Generally speaking, there are two different ways that assets can pass down to your kids and grandkids. It depends on the distribution formula selected—whether the assets are going to pass Per Stirpes or Per Capita. These are very old-fashioned terms, but we still use these concepts, even today.

Per Stirpes Distribution

Per Stirpes is a way of transferring assets that really just follows the children and grandchildren down. For example, you have a decedent who has passed away and he or she has two grown children and one child has two grandkids and the other child only has one.  When the decedent passes away, if the inheritance is passed Per Stirpes, then 50% would pass to one child and 50% would pass to the other child.

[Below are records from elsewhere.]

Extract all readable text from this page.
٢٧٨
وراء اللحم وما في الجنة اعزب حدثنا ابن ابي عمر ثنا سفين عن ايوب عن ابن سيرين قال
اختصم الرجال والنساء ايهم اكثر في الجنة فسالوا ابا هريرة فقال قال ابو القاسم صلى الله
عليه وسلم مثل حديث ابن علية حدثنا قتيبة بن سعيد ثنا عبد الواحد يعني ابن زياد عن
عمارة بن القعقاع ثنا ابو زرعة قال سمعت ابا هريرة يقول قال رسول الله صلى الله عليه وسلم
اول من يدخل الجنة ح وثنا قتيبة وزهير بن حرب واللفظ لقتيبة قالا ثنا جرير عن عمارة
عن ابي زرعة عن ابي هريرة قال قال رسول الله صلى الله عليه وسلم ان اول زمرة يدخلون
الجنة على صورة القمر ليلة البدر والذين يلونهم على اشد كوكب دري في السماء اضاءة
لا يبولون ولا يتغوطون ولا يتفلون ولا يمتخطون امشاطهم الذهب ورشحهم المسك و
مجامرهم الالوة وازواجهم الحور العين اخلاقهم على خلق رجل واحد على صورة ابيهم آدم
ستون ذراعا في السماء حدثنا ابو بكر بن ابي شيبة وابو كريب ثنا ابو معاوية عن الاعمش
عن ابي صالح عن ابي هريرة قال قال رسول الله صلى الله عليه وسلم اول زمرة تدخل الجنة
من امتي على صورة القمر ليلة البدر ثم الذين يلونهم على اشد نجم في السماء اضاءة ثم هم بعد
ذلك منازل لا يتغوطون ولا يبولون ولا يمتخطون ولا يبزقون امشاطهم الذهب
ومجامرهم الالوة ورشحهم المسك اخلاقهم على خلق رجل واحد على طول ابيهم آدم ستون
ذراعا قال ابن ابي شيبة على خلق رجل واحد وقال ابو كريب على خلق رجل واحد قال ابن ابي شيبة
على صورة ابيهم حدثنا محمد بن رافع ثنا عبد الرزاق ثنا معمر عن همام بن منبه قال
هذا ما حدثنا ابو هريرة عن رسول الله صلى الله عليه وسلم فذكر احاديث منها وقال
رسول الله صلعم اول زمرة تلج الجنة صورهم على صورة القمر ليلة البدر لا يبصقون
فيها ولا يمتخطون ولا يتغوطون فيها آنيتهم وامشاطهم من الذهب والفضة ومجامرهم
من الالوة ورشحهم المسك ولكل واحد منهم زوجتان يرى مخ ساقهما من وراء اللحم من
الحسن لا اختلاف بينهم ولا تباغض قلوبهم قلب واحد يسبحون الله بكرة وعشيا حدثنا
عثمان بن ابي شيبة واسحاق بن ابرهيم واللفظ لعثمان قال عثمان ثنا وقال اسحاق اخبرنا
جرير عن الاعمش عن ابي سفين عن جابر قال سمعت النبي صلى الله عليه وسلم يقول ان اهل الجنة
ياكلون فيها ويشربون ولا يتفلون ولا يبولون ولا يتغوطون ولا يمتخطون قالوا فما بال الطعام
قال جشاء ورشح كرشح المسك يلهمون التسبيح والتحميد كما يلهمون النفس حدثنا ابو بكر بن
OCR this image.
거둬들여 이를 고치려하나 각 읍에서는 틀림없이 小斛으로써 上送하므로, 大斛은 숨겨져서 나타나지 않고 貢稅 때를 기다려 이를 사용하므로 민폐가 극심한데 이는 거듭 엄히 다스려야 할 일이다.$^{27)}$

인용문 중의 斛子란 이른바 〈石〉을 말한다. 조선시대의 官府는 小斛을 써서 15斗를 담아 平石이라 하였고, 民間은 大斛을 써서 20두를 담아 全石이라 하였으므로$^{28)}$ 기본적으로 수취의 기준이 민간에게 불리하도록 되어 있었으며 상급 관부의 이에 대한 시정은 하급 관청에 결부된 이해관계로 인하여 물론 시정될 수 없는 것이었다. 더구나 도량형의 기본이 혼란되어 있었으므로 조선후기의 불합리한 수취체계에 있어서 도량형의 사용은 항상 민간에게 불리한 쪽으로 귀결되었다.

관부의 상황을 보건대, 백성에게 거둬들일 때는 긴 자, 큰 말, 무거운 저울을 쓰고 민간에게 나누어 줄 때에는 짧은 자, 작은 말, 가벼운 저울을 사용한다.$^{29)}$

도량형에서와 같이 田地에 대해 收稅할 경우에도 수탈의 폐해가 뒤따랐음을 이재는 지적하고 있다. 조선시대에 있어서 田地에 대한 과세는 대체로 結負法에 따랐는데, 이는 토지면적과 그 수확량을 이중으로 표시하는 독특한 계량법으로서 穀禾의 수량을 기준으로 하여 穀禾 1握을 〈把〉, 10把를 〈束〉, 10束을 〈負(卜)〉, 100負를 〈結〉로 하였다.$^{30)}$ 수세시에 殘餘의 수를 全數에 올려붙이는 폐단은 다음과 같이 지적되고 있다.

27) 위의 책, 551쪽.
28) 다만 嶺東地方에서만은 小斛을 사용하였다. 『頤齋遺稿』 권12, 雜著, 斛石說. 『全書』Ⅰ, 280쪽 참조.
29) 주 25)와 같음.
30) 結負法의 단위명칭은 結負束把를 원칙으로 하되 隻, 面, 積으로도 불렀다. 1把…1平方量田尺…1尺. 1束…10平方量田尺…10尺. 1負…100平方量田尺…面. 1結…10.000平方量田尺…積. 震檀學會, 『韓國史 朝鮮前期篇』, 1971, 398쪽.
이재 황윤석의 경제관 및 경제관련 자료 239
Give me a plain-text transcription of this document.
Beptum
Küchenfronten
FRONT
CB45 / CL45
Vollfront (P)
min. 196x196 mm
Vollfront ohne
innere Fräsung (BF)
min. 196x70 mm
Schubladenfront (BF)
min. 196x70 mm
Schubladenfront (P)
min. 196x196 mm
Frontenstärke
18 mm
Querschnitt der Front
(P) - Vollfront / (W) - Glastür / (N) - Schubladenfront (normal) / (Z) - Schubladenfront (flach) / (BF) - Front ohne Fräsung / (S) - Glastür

Now, if the children have predeceased the decedent, then the 50%, under Per Stirpes, is going to simply go to their children.

In this scenario, one grandchild will end up with 50% of the estate, while the two grandchildren of the other child are going to have to split 50%.  They’ll get 25% each, rather than the 50% that the other grandchild is receiving.  That’s the Per Stirpes distribution formula– also known as right of representation.

In your trust, if you see language that says, “This gift shall pass to my issue by right of representation,” that is what it means. Everybody is going to get a share, based on the number of children and grandchildren that each of these separate people have.

Per Capita Distribution

Now, let’s look at what happens when assets pass under a Per Capita distribution system, rather than Per Stirpes.

Under Per Capita, things are going to pass a little differently. With Per Capita, we’re actually looking at each generation and we’re going to split it equally. Under this scenario, if the decedent, you’re going to end up with 50% going to one child and 50% going to the other child, if they survive the decedent.

If, however, both of these children have predeceased the decedent, then the assets are going to pass down to the grandkids.  With the Per Capita distribution system, we’re actually going to give each grandchild an equal share. That means each grandchild is going to get 33% of the estate. Rather than one grandchild getting 50% and the other two grandchildren splitting 50%, which would make them unequal, the Per Capita distribution formula provides that you go to the first generation where there is somebody alive and split it equally at that generation.  Now each grandchild is going to get an equal share.

That’s the difference between a Per Capita distribution and a Per Stirpes distribution.

How to Choose an Asset Distribution Formula

Why do people choose a Per Stirpes distribution, which is also known as right of representation versus a Per Capita distribution? The answer is easy. They usually don’t.  Most people who do a trust or will have no clue about the difference between Per Stirpes and Per Capita. What ends up happening is you’ll have a lawyer who drafts the trust. Some lawyers like to use one distribution system and some lawyers like to use the other formula. The lawyer’s preference of a distribution formula is the way that it will probably be set up in your trust or will, unless you state a preference.

It pays to ask the question: If my children predecease me, how will the assets pass down to my grandchildren?  Will it be equal?  Will it be unequal?  Those are very good questions to ask your estate planning lawyer.

Typically, most people aren’t thinking that they want one distribution formula or the other, because they have no clue that there are two ways to do it.  Now you know. There are two ways to do it and you should have that discussion with your estate planning attorney.